2018 Year in Review


One year ago on Rare Disease Day, we launched the official website for CSNK2A1 Foundation (the “Foundation”). The Foundation just celebrated its first year! We made tremendous progress in our inaugural year. Here are a few things this young organization accomplished in its opening year!

We started to fund a robust Okur-Chung Neurodevelopmental Syndrome (“OCNDS”) clinical research program. It is the first of its kind. As a part of that program, we are developing animal models which include mice and cell lines with mutations in the CSNK2A1 gene that mimic those mutations in individuals affected by OCNDS. Eventually, our researchers will be able to test therapeutics on animal models that will give us a better understanding of the syndrome and will help us develop treatments for those affected by OCNDS.

We began working with Simons Searchlight who is conducting an OCNDS natural history study. Through our patients participating in the Simons Searchlight study, we will improve our community’s understanding of OCNDS. To learn more about Simons Searchlight visit https://www.simonssearchlight.org.

We partnered with the Translational Genomics Research Institute (TGen), to build a CSNK2A1 research program at its Center For Rare Childhood Disorders. TGen is an Arizona-based nonprofit medical research institute dedicated to conducting groundbreaking research with life-changing results. TGen joined the City of Hope system in November 2016. City of Hope provides a significant clinical setting to advance scientific discoveries made by TGen. To learn more about TGen visit http://www.tgen.org.

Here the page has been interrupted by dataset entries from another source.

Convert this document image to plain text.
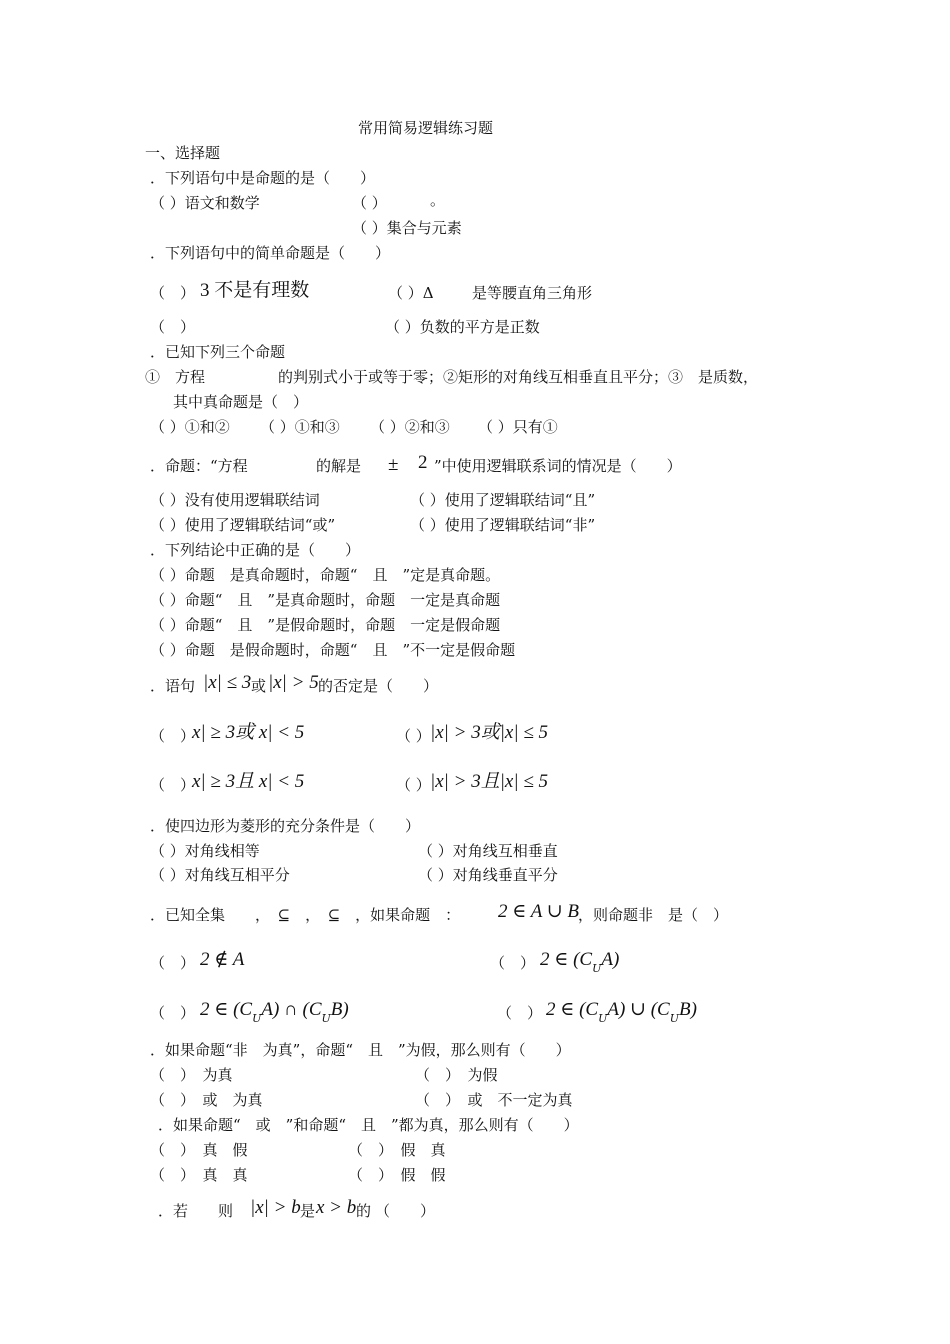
常用简易逻辑练习题
一、选择题
．下列语句中是命题的是（　　）
（ ）语文和数学	（ ）	。
（ ）集合与元素
．下列语句中的简单命题是（　　）
（　） 3 不是有理数	（ ）Δ	是等腰直角三角形
（　）	（ ）负数的平方是正数
．已知下列三个命题
①　方程	的判别式小于或等于零；②矩形的对角线互相垂直且平分；③　是质数，
其中真命题是（　）
（ ）①和② （ ）①和③ （ ）②和③ （ ）只有①
．命题：“方程	的解是 ± 2 ”中使用逻辑联系词的情况是（　　）
（ ）没有使用逻辑联结词	（ ）使用了逻辑联结词“且”
（ ）使用了逻辑联结词“或”	（ ）使用了逻辑联结词“非”
．下列结论中正确的是（　　）
（ ）命题　是真命题时，命题“　且　”定是真命题。
（ ）命题“　且　”是真命题时，命题　一定是真命题
（ ）命题“　且　”是假命题时，命题　一定是假命题
（ ）命题　是假命题时，命题“　且　”不一定是假命题
．语句 |x| ≤ 3 或 |x| > 5 的否定是（　　）
（　）
x| ≥ 3或 x| < 5	（ ） |x| > 3或|x| ≤ 5
（　）
x| ≥ 3且 x| < 5	（ ） |x| > 3且|x| ≤ 5
．使四边形为菱形的充分条件是（　　）
（ ）对角线相等	（ ）对角线互相垂直
（ ）对角线互相平分	（ ）对角线垂直平分
．已知全集　　，　⊆　，　⊆　，如果命题　： 2 ∈ A ∪ B
，则命题非　是（　）
（　） 2 ∉ A	（　） 2 ∈ $(C_UA)$
（　） 2 ∈ $(C_UA)$ ∩ $(C_UB)$	（　） 2 ∈ $(C_UA)$ ∪ $(C_UB)$
．如果命题“非　为真”，命题“　且　”为假，那么则有（　　）
（　）　为真	（　）　为假
（　）　或　为真	（　）　或　不一定为真
．如果命题“　或　”和命题“　且　”都为真，那么则有（　　）
（　）　真　假	（　）　假　真
（　）　真　真	（　）　假　假
．若　　则 |x| > b 是 x > b 的 （　　）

In addition, in August 2018, over 70 people, including families, researchers and doctors from around the world, descended upon New Jersey for our first family conference. Participants met other children and families affected by OCNDS. It was the first time they were meeting someone like them. It was incredibly powerful for them to know that they are not alone. Patient and family blood samples are critical for rare disease research and we were able to get blood samples from many participants at the conference, which are being used to make cell lines.

We traveled to the United Kingdom and the Netherlands to meet families affected by OCNDS. There we met with exceptional doctors who are committed to helping OCNDS patients and their families.

We also traveled to Chicago to learn from another rare disease organization. Living true to the Global Genes’ Thrive motto “together we can do more than we can alone”, Dup15a Alliance Executive Director Vanessa Vogel-Farley invited us to see how an established rare disease organization runs its operations and prioritizes its patient community needs. We learned a tremendous amount as we set the goals for our Foundation for the next few years.

We have connected with 23 new patients from around the world. Some patients waited 21 years for a diagnosis. Without the CSNK2A1 Foundation volunteers, who donated their time to help interpret calls, we couldn’t have connected with our families in Korea, Italy and France.

We are excited for 2019. Already in 2019, we launched our first Rare Disease Day awareness project in which Tere Casas, a well-known artist from Mexico, donated her time to help youth in our local community come together to paint about community, acceptance, inclusion, and love. We also hosted a celebration on Rare Disease Day with over 100 people in attendance to bring awareness to OCNDS.

We have our first major fundraising event rapidly approaching. On April 22, 2019, we are hosting Drive for Diagnosis 2019 Golf Classic at El Caballero Country Club in Tarzana, California. Sign up before spots sell out at www.csnk2a1foundation.org/golf-classic.

We have another trip to the Netherlands, United Kingdom, France and Italy planned for late April. We can’t wait to connect with families in those countries.

Upon diagnosis, our families are told that there are no cures or treatments for OCNDS. We are changing this with your help. With your support, we are transforming hope into action.